High school student Caroline Stanton's summer is packed. For starters, she's heading to guatemala on a mission trip. When she returns, she'll be volunteering. She plans to help her mother make meals and deliver them on a canteen truck for the homeless.

Caroline said, "I don't feel like I'm missing out on not getting a traditional part time job because I think by volunteering I'm actually getting a better experience, but instead I'm helping people."

We found over the last decade the number of teens employed during the summer months nationwide has declined.

Alison Novak, a PhD and Professor explained, "One of things that we're seeing right now a lot of teens are trading in their traditional summer jobs for unpaid internships, for volunteer work, for other forms of civic engagement."

Other teens are playing sports, prepping for college entrance exams or taking summer classes to get ahead.

"They're using it as a time to sort out different options in terms of what the future might look like.

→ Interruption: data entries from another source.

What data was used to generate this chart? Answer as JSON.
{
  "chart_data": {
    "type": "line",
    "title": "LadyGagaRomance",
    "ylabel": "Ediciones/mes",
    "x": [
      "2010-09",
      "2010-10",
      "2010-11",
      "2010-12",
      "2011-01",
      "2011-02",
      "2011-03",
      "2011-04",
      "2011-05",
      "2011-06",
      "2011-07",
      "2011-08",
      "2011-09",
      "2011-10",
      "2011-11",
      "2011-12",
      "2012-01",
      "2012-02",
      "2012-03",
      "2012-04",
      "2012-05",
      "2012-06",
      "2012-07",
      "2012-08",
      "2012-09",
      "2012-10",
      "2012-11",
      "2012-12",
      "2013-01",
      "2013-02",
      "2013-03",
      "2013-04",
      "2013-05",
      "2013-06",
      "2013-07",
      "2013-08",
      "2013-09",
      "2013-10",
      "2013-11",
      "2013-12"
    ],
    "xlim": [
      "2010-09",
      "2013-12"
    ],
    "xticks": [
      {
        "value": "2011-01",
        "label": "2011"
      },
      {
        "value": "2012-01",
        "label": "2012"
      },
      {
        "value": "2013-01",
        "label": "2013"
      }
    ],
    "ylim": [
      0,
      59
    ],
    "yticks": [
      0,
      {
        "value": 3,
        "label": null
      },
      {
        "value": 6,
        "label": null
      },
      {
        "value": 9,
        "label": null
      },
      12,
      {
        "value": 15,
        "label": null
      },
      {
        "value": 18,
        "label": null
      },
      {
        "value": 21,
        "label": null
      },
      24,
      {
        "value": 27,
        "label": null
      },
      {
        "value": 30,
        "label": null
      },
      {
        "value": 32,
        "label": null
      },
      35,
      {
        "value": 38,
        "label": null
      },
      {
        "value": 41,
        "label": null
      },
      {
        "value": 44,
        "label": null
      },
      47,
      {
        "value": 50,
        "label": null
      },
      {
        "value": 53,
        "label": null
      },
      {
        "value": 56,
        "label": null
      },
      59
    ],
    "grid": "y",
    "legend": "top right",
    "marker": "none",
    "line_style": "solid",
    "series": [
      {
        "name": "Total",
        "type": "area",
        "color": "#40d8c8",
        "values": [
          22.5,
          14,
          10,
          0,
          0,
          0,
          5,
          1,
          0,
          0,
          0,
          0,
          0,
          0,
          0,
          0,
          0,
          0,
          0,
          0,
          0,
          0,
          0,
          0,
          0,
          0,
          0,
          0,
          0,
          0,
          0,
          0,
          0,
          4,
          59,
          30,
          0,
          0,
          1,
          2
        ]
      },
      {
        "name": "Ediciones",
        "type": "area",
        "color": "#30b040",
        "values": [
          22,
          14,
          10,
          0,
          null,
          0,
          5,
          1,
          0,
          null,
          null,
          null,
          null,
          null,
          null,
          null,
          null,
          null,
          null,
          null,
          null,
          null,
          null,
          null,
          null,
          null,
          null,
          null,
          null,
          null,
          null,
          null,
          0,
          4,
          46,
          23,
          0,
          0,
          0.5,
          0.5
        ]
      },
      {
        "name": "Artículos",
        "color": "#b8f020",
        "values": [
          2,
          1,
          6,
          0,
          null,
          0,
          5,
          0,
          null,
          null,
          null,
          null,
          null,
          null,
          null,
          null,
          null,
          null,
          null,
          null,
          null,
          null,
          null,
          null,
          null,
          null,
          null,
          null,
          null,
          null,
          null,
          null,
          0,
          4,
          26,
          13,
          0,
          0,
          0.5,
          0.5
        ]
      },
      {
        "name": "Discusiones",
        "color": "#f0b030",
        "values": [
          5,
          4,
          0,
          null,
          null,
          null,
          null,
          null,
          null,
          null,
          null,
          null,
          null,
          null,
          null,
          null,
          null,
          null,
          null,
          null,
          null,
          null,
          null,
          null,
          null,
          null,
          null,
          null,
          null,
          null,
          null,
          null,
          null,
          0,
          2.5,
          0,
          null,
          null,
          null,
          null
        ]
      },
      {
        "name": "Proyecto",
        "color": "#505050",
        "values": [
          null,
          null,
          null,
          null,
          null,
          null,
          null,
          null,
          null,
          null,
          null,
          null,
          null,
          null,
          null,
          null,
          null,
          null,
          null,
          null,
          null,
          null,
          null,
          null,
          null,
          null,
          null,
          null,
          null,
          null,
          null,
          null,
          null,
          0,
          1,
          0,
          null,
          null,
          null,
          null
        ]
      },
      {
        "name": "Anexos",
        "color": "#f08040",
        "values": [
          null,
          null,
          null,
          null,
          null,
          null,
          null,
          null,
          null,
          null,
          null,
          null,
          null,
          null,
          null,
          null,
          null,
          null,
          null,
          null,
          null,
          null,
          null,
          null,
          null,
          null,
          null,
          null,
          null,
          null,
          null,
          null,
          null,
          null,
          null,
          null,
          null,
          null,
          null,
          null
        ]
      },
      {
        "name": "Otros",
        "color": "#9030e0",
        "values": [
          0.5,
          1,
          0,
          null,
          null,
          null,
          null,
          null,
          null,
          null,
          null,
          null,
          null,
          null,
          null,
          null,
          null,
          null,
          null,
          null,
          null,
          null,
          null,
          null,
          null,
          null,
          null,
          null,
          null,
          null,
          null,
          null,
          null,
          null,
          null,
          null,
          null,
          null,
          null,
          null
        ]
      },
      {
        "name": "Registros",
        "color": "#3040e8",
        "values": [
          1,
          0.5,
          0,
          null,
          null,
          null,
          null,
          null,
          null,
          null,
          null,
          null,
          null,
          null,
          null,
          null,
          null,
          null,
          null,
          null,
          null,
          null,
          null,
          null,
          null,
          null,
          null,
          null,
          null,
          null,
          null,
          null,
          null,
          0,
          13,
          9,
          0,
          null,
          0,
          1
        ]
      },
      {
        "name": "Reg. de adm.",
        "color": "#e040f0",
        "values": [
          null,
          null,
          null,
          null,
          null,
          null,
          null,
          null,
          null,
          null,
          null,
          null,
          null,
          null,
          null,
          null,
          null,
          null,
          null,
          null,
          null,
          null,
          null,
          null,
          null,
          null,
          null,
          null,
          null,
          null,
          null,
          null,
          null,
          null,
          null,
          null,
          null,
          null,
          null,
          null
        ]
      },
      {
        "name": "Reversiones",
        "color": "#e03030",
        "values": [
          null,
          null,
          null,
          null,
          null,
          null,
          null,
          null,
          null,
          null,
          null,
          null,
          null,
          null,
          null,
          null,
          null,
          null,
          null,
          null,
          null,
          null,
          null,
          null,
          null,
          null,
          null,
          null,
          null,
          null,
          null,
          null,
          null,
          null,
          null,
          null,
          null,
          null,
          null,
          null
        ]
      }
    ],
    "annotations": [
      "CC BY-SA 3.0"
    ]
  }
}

So again they're not necessarily sitting on the couch, they're doing things other than working that are still very productive," Novak said.

Instead of fattening their savings account, some teens are using these summer experiences to beef up their resumes and college applications. Experts say it could mean greater earning potential in the future by getting into better schools, getting better scholarships, and making professional connections.

"These kids get experiences that could literally shape their future. They could make career decisions based on their experiences that could really range far beyond what a part-time job would," according to Lauren Milligan, and employment expert and job search coach. 

But are these teens missing learning the responsibility of work? For example, filling out a time sheet and showing up on time and saving money? Experts admit some could view a lack of employment in a negative way, but teens should incorporate all of the skills they learned "not working" into their resumes.

"Remember those experiences so that you can put them on your resume. Too many times I'll talk to people when I'm building their resumes and they're trying to- trying to think of all the details that they didn't keep track of," Milligan said.

Caroline's mom feels a part-time job will be part of her daughter's schedule at some point, but she's hoping these volunteer experiences will help open Caroline's eyes to new opportunities.

"She'll be able to look back and kind of keep her eye on the end game, that it's not all about high school, but there's a whole world out there she'll be able to explore," Amy Stanton added.

Experts say families have to decide what's best for their teens and discuss what options they can afford.